Plenty of software is already available to pull RDFa triples from XHTML documents and use them, which means that even though the specification isn't quite done, there's plenty to play with.

The "a" in "RDFa"

RDF often uses a subject, predicate, object combination called a triple to specify an attribute name/value pair about a particular resource. (That's "attribute" in the object-oriented sense, not the XML sense; for example, a triple could specify that the resource with ID http://example.com/artwork#fountain has an author value of "Richard Mutt.") To allow you to add metadata to a web page without affecting a browser's display of that page, RDFa uses some existing XHTML 1 attributes and a few new XHTML 2 attributes to store the subjects, predicates, and objects of these RDF triples. (The objects may also be existing PCDATA in your web pages, with subject and predicate attributes letting this text play a dual role of human-readable displayed content and machine-readable metadata.)

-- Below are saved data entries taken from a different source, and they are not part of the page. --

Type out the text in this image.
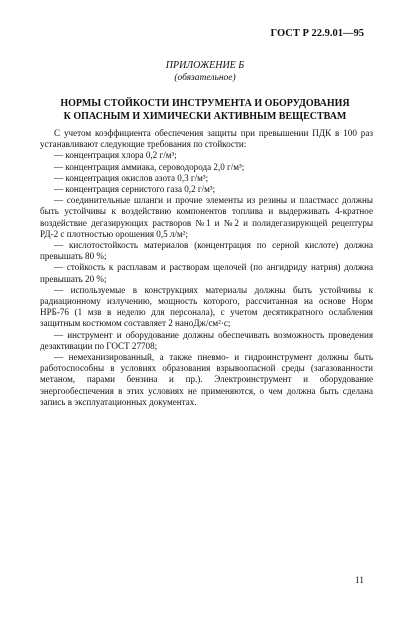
ГОСТ Р 22.9.01—95
ПРИЛОЖЕНИЕ Б
(обязательное)
НОРМЫ СТОЙКОСТИ ИНСТРУМЕНТА И ОБОРУДОВАНИЯ
К ОПАСНЫМ И ХИМИЧЕСКИ АКТИВНЫМ ВЕЩЕСТВАМ

С учетом коэффициента обеспечения защиты при превышении ПДК в 100 раз устанавливают следующие требования по стойкости:

— концентрация хлора 0,2 г/м³;

— концентрация аммиака, сероводорода 2,0 г/м³;

— концентрация окислов азота 0,3 г/м³;

— концентрация сернистого газа 0,2 г/м³;

— соединительные шланги и прочие элементы из резины и пластмасс должны быть устойчивы к воздействию компонентов топлива и выдерживать 4-кратное воздействие дегазирующих растворов №1 и №2 и полидегазирующей рецептуры РД-2 с плотностью орошения 0,5 л/м²;

— кислотостойкость материалов (концентрация по серной кислоте) должна превышать 80 %;

— стойкость к расплавам и растворам щелочей (по ангидриду натрия) должна превышать 20 %;

— используемые в конструкциях материалы должны быть устойчивы к радиационному излучению, мощность которого, рассчитанная на основе Норм НРБ-76 (1 мзв в неделю для персонала), с учетом десятикратного ослабления защитным костюмом составляет 2 наноДж/см²·с;

— инструмент и оборудование должны обеспечивать возможность проведения дезактивации по ГОСТ 27708;

— немеханизированный, а также пневмо- и гидроинструмент должны быть работоспособны в условиях образования взрывоопасной среды (загазованности метаном, парами бензина и пр.). Электроинструмент и оборудование энергообеспечения в этих условиях не применяются, о чем должна быть сделана запись в эксплуатационных документах.

11
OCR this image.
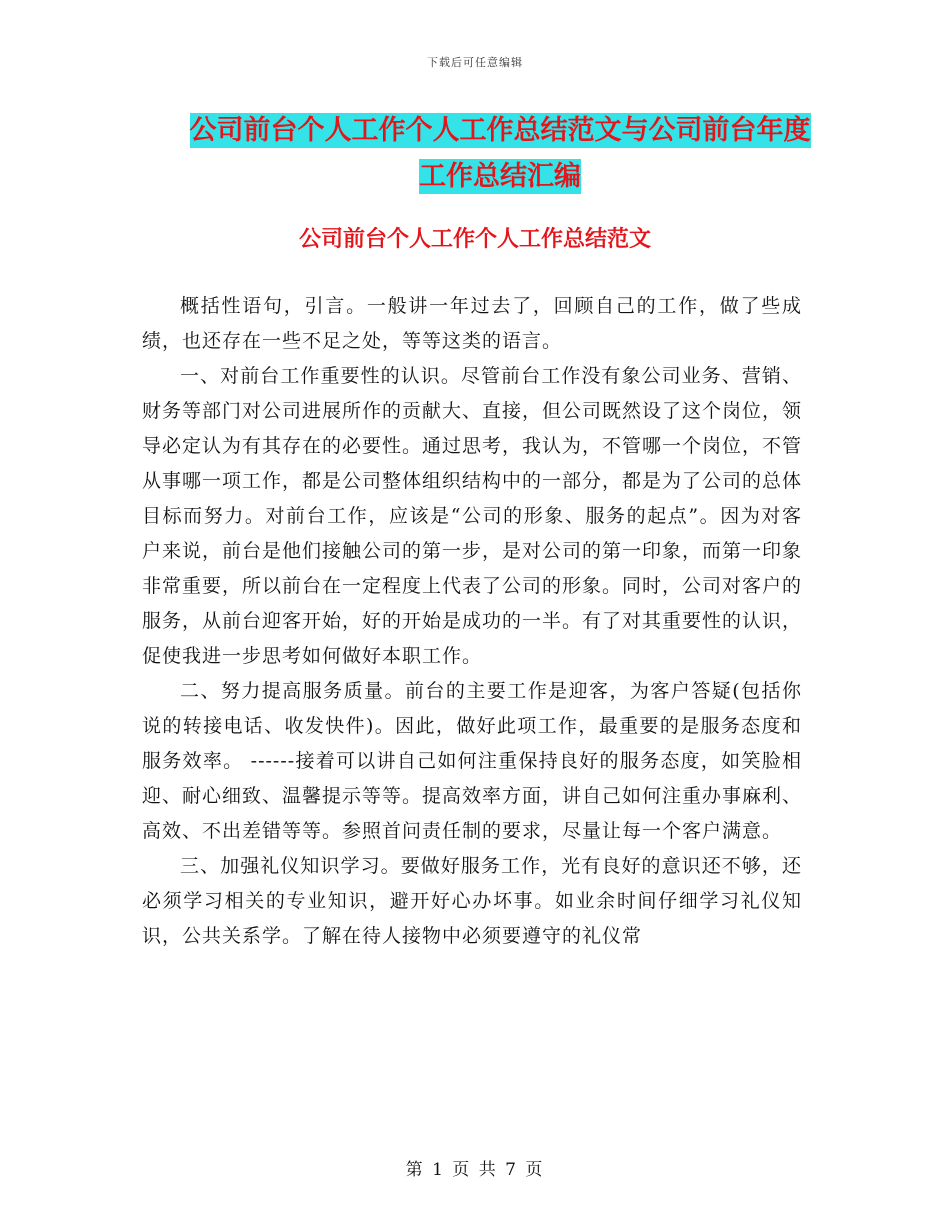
下载后可任意编辑
公司前台个人工作个人工作总结范文与公司前台年度
工作总结汇编
公司前台个人工作个人工作总结范文

概括性语句，引言。一般讲一年过去了，回顾自己的工作，做了些成绩，也还存在一些不足之处，等等这类的语言。

一、对前台工作重要性的认识。尽管前台工作没有象公司业务、营销、财务等部门对公司进展所作的贡献大、直接，但公司既然设了这个岗位，领导必定认为有其存在的必要性。通过思考，我认为，不管哪一个岗位，不管从事哪一项工作，都是公司整体组织结构中的一部分，都是为了公司的总体目标而努力。对前台工作，应该是“公司的形象、服务的起点”。因为对客户来说，前台是他们接触公司的第一步，是对公司的第一印象，而第一印象非常重要，所以前台在一定程度上代表了公司的形象。同时，公司对客户的服务，从前台迎客开始，好的开始是成功的一半。有了对其重要性的认识，促使我进一步思考如何做好本职工作。

二、努力提高服务质量。前台的主要工作是迎客，为客户答疑(包括你说的转接电话、收发快件)。因此，做好此项工作，最重要的是服务态度和服务效率。 ------接着可以讲自己如何注重保持良好的服务态度，如笑脸相迎、耐心细致、温馨提示等等。提高效率方面，讲自己如何注重办事麻利、高效、不出差错等等。参照首问责任制的要求，尽量让每一个客户满意。

三、加强礼仪知识学习。要做好服务工作，光有良好的意识还不够，还必须学习相关的专业知识，避开好心办坏事。如业余时间仔细学习礼仪知识，公共关系学。了解在待人接物中必须要遵守的礼仪常

第 1 页 共 7 页
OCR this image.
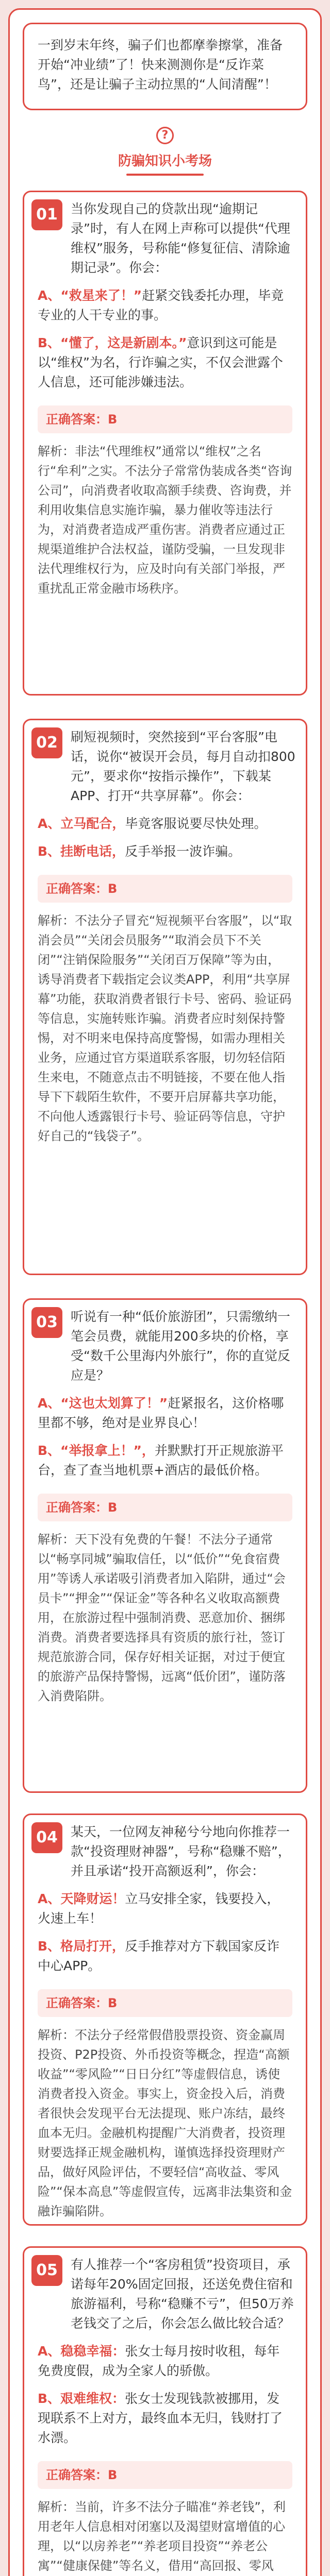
一到岁末年终，骗子们也都摩拳擦掌，准备开始“冲业绩”了！快来测测你是“反诈菜鸟”，还是让骗子主动拉黑的“人间清醒”！
?
防骗知识小考场
01	当你发现自己的贷款出现“逾期记录”时，有人在网上声称可以提供“代理维权”服务，号称能“修复征信、清除逾期记录”。你会：
A、“救星来了！”赶紧交钱委托办理，毕竟专业的人干专业的事。
B、“懂了，这是新剧本。”意识到这可能是以“维权”为名，行诈骗之实，不仅会泄露个人信息，还可能涉嫌违法。
正确答案：B
解析：非法“代理维权”通常以“维权”之名行“牟利”之实。不法分子常常伪装成各类“咨询公司”，向消费者收取高额手续费、咨询费，并利用收集信息实施诈骗，暴力催收等违法行为，对消费者造成严重伤害。消费者应通过正规渠道维护合法权益，谨防受骗，一旦发现非法代理维权行为，应及时向有关部门举报，严重扰乱正常金融市场秩序。
02	刷短视频时，突然接到“平台客服”电话，说你“被误开会员，每月自动扣800元”，要求你“按指示操作”，下载某APP、打开“共享屏幕”。你会：
A、立马配合，毕竟客服说要尽快处理。
B、挂断电话，反手举报一波诈骗。
正确答案：B
解析：不法分子冒充“短视频平台客服”，以“取消会员”“关闭会员服务”“取消会员下不关闭”“注销保险服务”“关闭百万保障”等为由，诱导消费者下载指定会议类APP，利用“共享屏幕”功能，获取消费者银行卡号、密码、验证码等信息，实施转账诈骗。消费者应时刻保持警惕，对不明来电保持高度警惕，如需办理相关业务，应通过官方渠道联系客服，切勿轻信陌生来电，不随意点击不明链接，不要在他人指导下下载陌生软件，不要开启屏幕共享功能，不向他人透露银行卡号、验证码等信息，守护好自己的“钱袋子”。
03	听说有一种“低价旅游团”，只需缴纳一笔会员费，就能用200多块的价格，享受“数千公里海内外旅行”，你的直觉反应是？
A、“这也太划算了！”赶紧报名，这价格哪里都不够，绝对是业界良心！
B、“举报拿上！”，并默默打开正规旅游平台，查了查当地机票+酒店的最低价格。
正确答案：B
解析：天下没有免费的午餐！不法分子通常以“畅享同城”骗取信任，以“低价”“免食宿费用”等诱人承诺吸引消费者加入陷阱，通过“会员卡”“押金”“保证金”等各种名义收取高额费用，在旅游过程中强制消费、恶意加价、捆绑消费。消费者要选择具有资质的旅行社，签订规范旅游合同，保存好相关证据，对过于便宜的旅游产品保持警惕，远离“低价团”，谨防落入消费陷阱。
04	某天，一位网友神秘兮兮地向你推荐一款“投资理财神器”，号称“稳赚不赔”，并且承诺“投开高额返利”，你会：
A、天降财运！立马安排全家，钱要投入，火速上车！
B、格局打开，反手推荐对方下载国家反诈中心APP。
正确答案：B
解析：不法分子经常假借股票投资、资金赢周投资、P2P投资、外币投资等概念，捏造“高额收益”“零风险”“日日分红”等虚假信息，诱使消费者投入资金。事实上，资金投入后，消费者很快会发现平台无法提现、账户冻结，最终血本无归。金融机构提醒广大消费者，投资理财要选择正规金融机构，谨慎选择投资理财产品，做好风险评估，不要轻信“高收益、零风险”“保本高息”等虚假宣传，远离非法集资和金融诈骗陷阱。
05	有人推荐一个“客房租赁”投资项目，承诺每年20%固定回报，还送免费住宿和旅游福利，号称“稳赚不亏”，但50万养老钱交了之后，你会怎么做比较合适？
A、稳稳幸福：张女士每月按时收租，每年免费度假，成为全家人的骄傲。
B、艰难维权：张女士发现钱款被挪用，发现联系不上对方，最终血本无归，钱财打了水漂。
正确答案：B
解析：当前，许多不法分子瞄准“养老钱”，利用老年人信息相对闭塞以及渴望财富增值的心理，以“以房养老”“养老项目投资”“养老公寓”“健康保健”等名义，借用“高回报、零风
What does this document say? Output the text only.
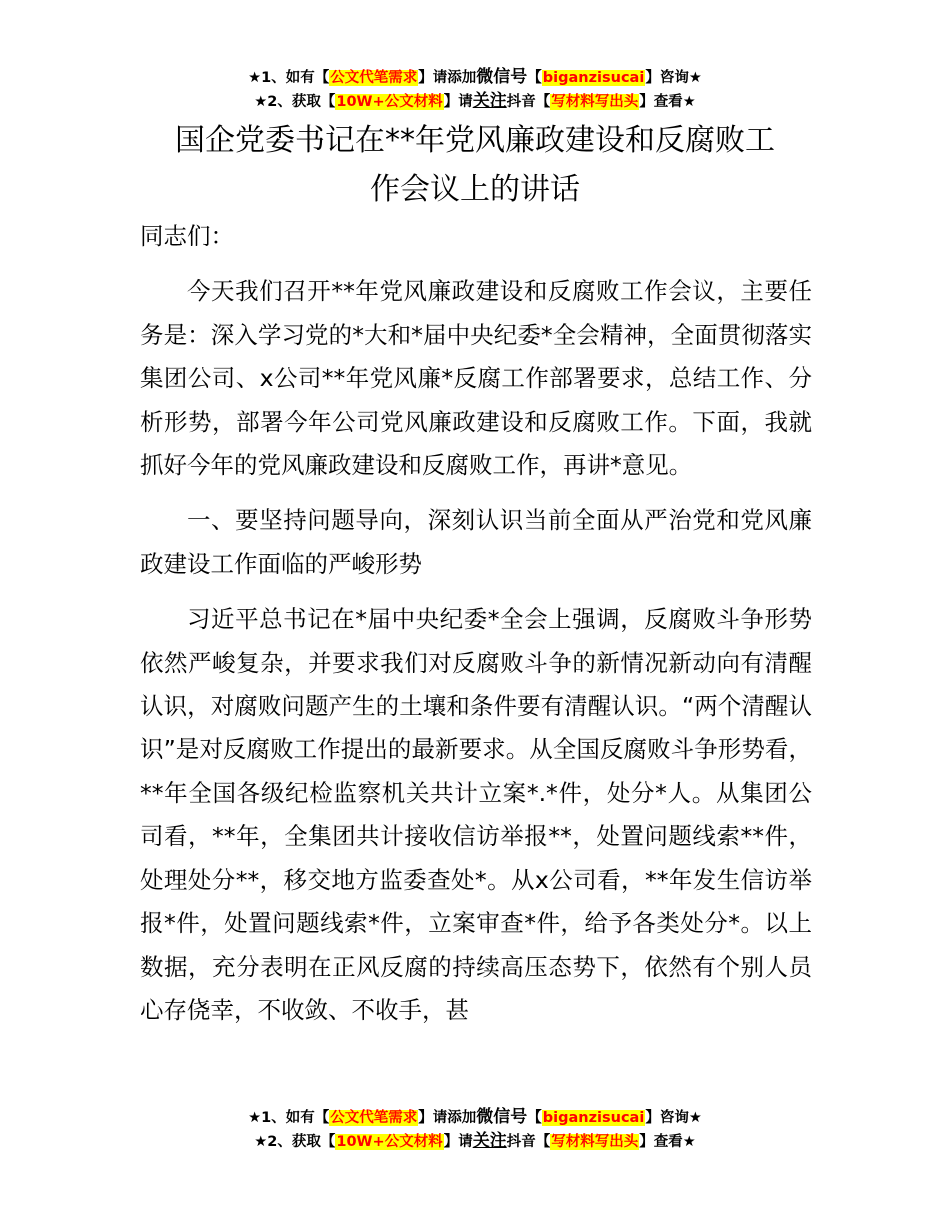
★1、如有【公文代笔需求】请添加微信号【biganzisucai】咨询★
★2、获取【10W+公文材料】请关注抖音【写材料写出头】查看★
国企党委书记在**年党风廉政建设和反腐败工
作会议上的讲话

同志们：

今天我们召开**年党风廉政建设和反腐败工作会议，主要任务是：深入学习党的*大和*届中央纪委*全会精神，全面贯彻落实集团公司、x公司**年党风廉*反腐工作部署要求，总结工作、分析形势，部署今年公司党风廉政建设和反腐败工作。下面，我就抓好今年的党风廉政建设和反腐败工作，再讲*意见。

一、要坚持问题导向，深刻认识当前全面从严治党和党风廉政建设工作面临的严峻形势

习近平总书记在*届中央纪委*全会上强调，反腐败斗争形势依然严峻复杂，并要求我们对反腐败斗争的新情况新动向有清醒认识，对腐败问题产生的土壤和条件要有清醒认识。“两个清醒认识”是对反腐败工作提出的最新要求。从全国反腐败斗争形势看，**年全国各级纪检监察机关共计立案*.*件，处分*人。从集团公司看，**年，全集团共计接收信访举报**，处置问题线索**件，处理处分**，移交地方监委查处*。从x公司看，**年发生信访举报*件，处置问题线索*件，立案审查*件，给予各类处分*。以上数据，充分表明在正风反腐的持续高压态势下，依然有个别人员心存侥幸，不收敛、不收手，甚

★1、如有【公文代笔需求】请添加微信号【biganzisucai】咨询★
★2、获取【10W+公文材料】请关注抖音【写材料写出头】查看★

RDFa uses the existing XHTML 1 attributes href, content, rel, rev, and datatype, and it uses the new about, role and property attributes from XHTML 2's Metainformation Attributes module. While the following chart of their use covers only a subset of ways to store RDFa metadata in an XHTML file, it's enough to get you pretty far. The RDFa Primer and RDF/A Syntax W3C documents (and Part 2 of this article) describe more sophisticated ways to add RDFa metadata to your XHTML documents.

There are two basic cases: triples that have a literal string as their object and triples that have a URI as their object. (When possible, it's better to have a URI as an object, because it lets the same value serve as the object of some triples and the subject of others. This makes it easier to connect triples and find new information through inferencing.)

	subject	predicate	object
literal string as object	`about`	`property`	`content` attribute or PCDATA
URI as object	`about`	`rel`	`href`

The RDFa syntax document tells us that "it should be possible to represent a [triple] using only one XML element." Let's look at three examples:

    <span about="http://www.snee.com/bobdc.blog/2006/12/generating_a_single_globally_u.html"

      property="dc:title" content="Generating a Single Globally Unique ID"/>



    <span about="http://www.snee.com/bobdc.blog/2006/12/generating_a_single_globally_u.html"

      property="dc:title">Generating a Single Globally Unique ID</meta>



    <span about="http://www.snee.com/bobdc.blog/2006/12/generating_a_single_globally_u.html"

      rel="dc:subject" href="http://www.snee.com/bobdc.blog/neat_tricks/"/>

These triples make the following statements (assuming that the dc prefix is assigned to the standard Dublin Core URI):

The resource at http://www.snee.com/bobdc.blog/2006/12/generating_a_single_globally_u.html has a Dublin Core title value of "Generating a Single Globally Unique ID."
The resource at http://www.snee.com/bobdc.blog/2006/12/generating_a_single_globally_u.html has a Dublin Core title value of "Generating a Single Globally Unique ID."
The resource at http://www.snee.com/bobdc.blog/2006/12/generating_a_single_globally_u.html has a Dublin Core subject value of http://www.snee.com/bobdc.blog/neat_tricks/.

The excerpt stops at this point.